To those who say there are traders in all currencies, and there are ebbs and flows of price, yes – but nowhere near this order of magnitude. Currency traders swoon over volatility of a few hundred basis points. And if things were to get really out of hand with your dollar or your renminbi, you can always print more of them to stabilize the price. Not so if your currency supply is fixed, forever, by design.
The Trust Scam: Bitcoin as Snake Oil
Nearly all the talk about Bitcoin lately has been about its stellar performance as an asset class, precisely because that’s how it’s being treated. And, as I’ve argued, it always will be.

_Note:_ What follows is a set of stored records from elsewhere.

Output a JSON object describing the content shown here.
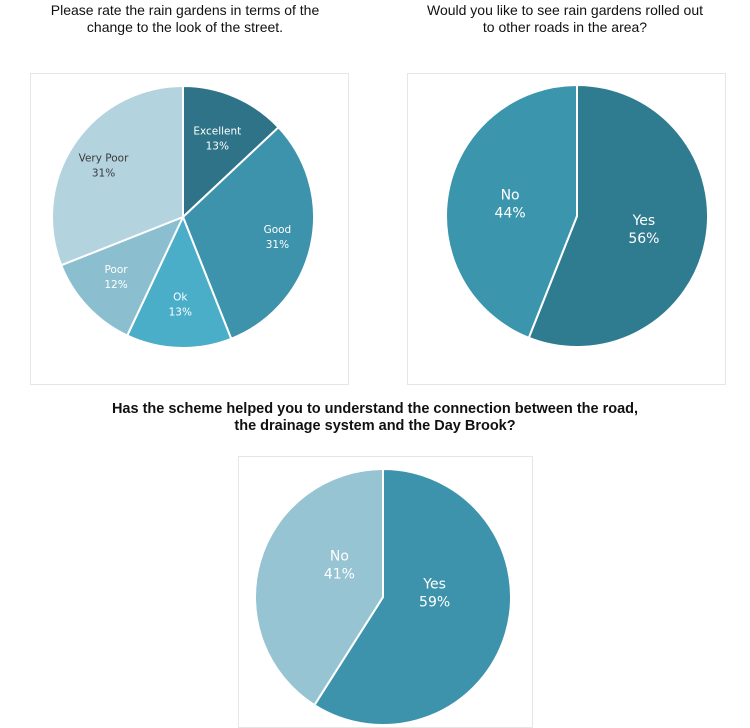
{
  "chart_data": [
    {
      "type": "pie",
      "title_lines": [
        "Please rate the rain gardens in terms of the",
        "change to the look of the street."
      ],
      "labels": [
        "Excellent",
        "Good",
        "Ok",
        "Poor",
        "Very Poor"
      ],
      "values": [
        13,
        31,
        13,
        12,
        31
      ],
      "value_labels": [
        "13%",
        "31%",
        "13%",
        "12%",
        "31%"
      ],
      "colors": [
        "#2e7387",
        "#3d93ab",
        "#4aaec8",
        "#8bbfd0",
        "#b3d3df"
      ]
    },
    {
      "type": "pie",
      "title_lines": [
        "Would you like to see rain gardens rolled out",
        "to other roads in the area?"
      ],
      "labels": [
        "Yes",
        "No"
      ],
      "values": [
        56,
        44
      ],
      "value_labels": [
        "56%",
        "44%"
      ],
      "colors": [
        "#2f7c90",
        "#3b96ad"
      ]
    },
    {
      "type": "pie",
      "title_lines": [
        "Has the scheme helped you to understand the connection between the road,",
        "the drainage system and the Day Brook?"
      ],
      "labels": [
        "Yes",
        "No"
      ],
      "values": [
        59,
        41
      ],
      "value_labels": [
        "59%",
        "41%"
      ],
      "colors": [
        "#3d93ab",
        "#96c4d3"
      ]
    }
  ]
}
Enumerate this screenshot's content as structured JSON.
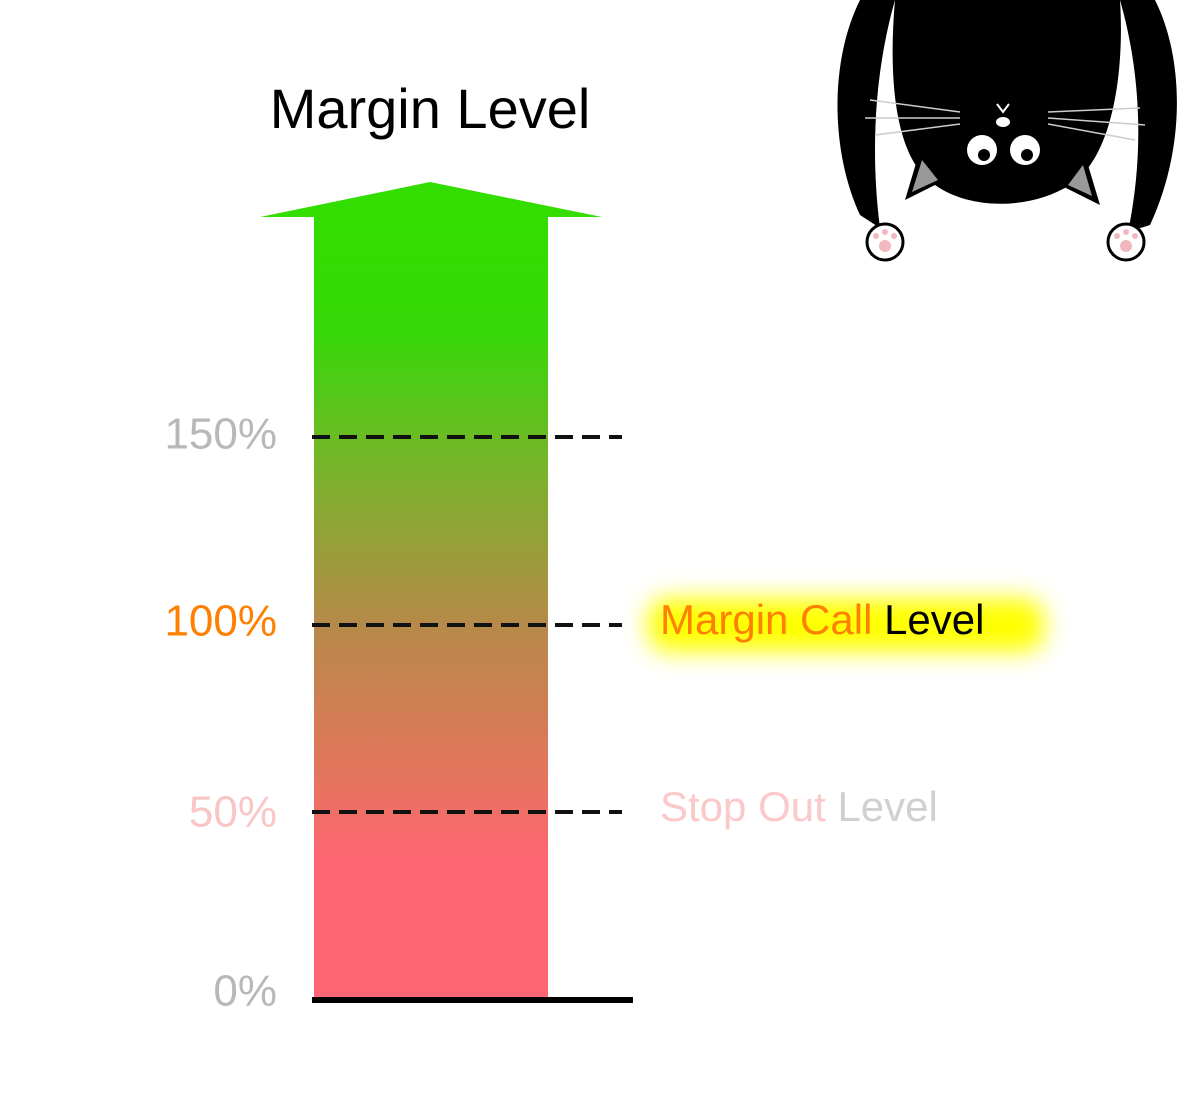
{
  "header": {
    "title": "Margin Level"
  },
  "levels": [
    {
      "label": "150%"
    },
    {
      "label": "100%"
    },
    {
      "label": "50%"
    },
    {
      "label": "0%"
    }
  ],
  "annotations": {
    "margin_call": {
      "highlight": "Margin Call",
      "rest": "Level"
    },
    "stop_out": {
      "highlight": "Stop Out",
      "rest": "Level"
    }
  }
}
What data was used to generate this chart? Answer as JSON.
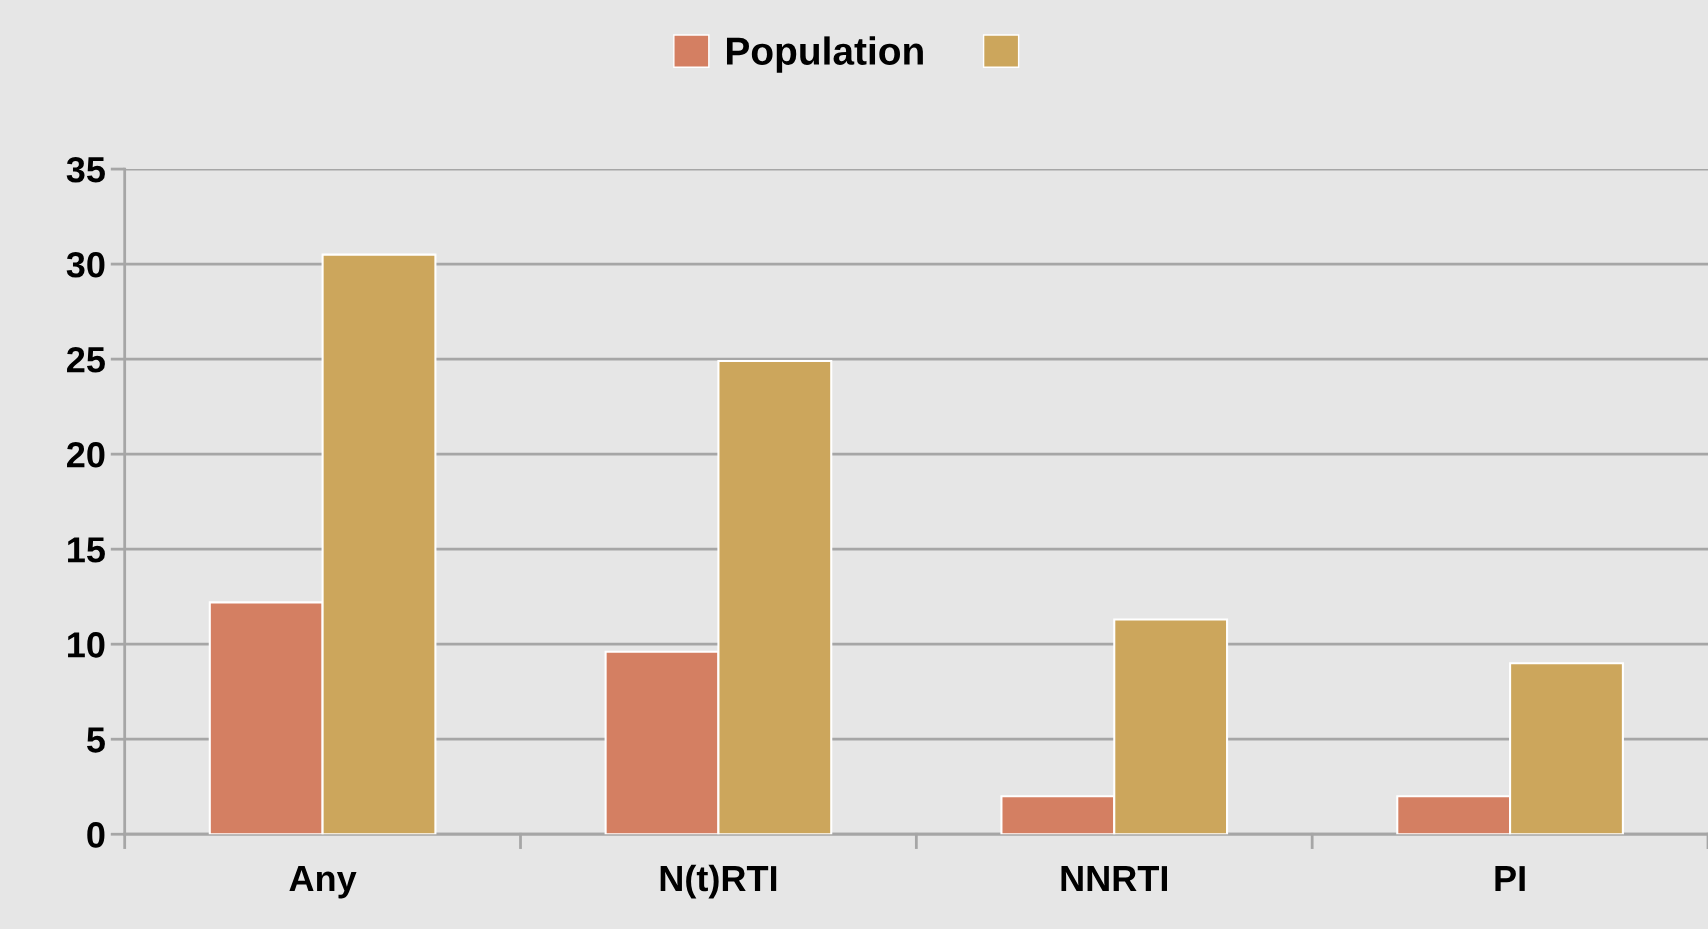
{
  "chart_data": {
    "type": "bar",
    "categories": [
      "Any",
      "N(t)RTI",
      "NNRTI",
      "PI"
    ],
    "series": [
      {
        "name": "Population",
        "color": "#d47f62",
        "values": [
          12.2,
          9.6,
          2.0,
          2.0
        ]
      },
      {
        "color": "#cca65c",
        "values": [
          30.5,
          24.9,
          11.3,
          9.0
        ]
      }
    ],
    "ylim": [
      0,
      35
    ],
    "yticks": [
      0,
      5,
      10,
      15,
      20,
      25,
      30,
      35
    ],
    "grid": "y",
    "legend": "top"
  }
}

The ultimate vision of Bitcoin – the argument that Bitcoin will reach its true value as a currency – is little more than snake oil. It can never function as a currency as long as the supply is statutorily limited, because it will always be subject to the whims of supply and demand; which in turn makes it unsuitable for the most basic function of a currency, which is to serve as a vehicle of exchange. Bitcoin is a trader’s delight – a digital volatility machine – and therefore a currency user’s nightmare.
In the end, Investopedia has it right: Bitcoin only has value “because it is popular.” It may not have a central bank behind it, which some see as a plus, but it also has no economy behind it. Because of its internal poison-pill design, it is doomed to forever be treated like an asset class, based ultimately on how many people have bought into the fiction that a limited-supply currency can ever be anything other than a vehicle for speculation of the greater-fool variety.
It’s ironic that a high level of distrust in national currencies gave rise to the enthusiasm for something so massively more untrustworthy.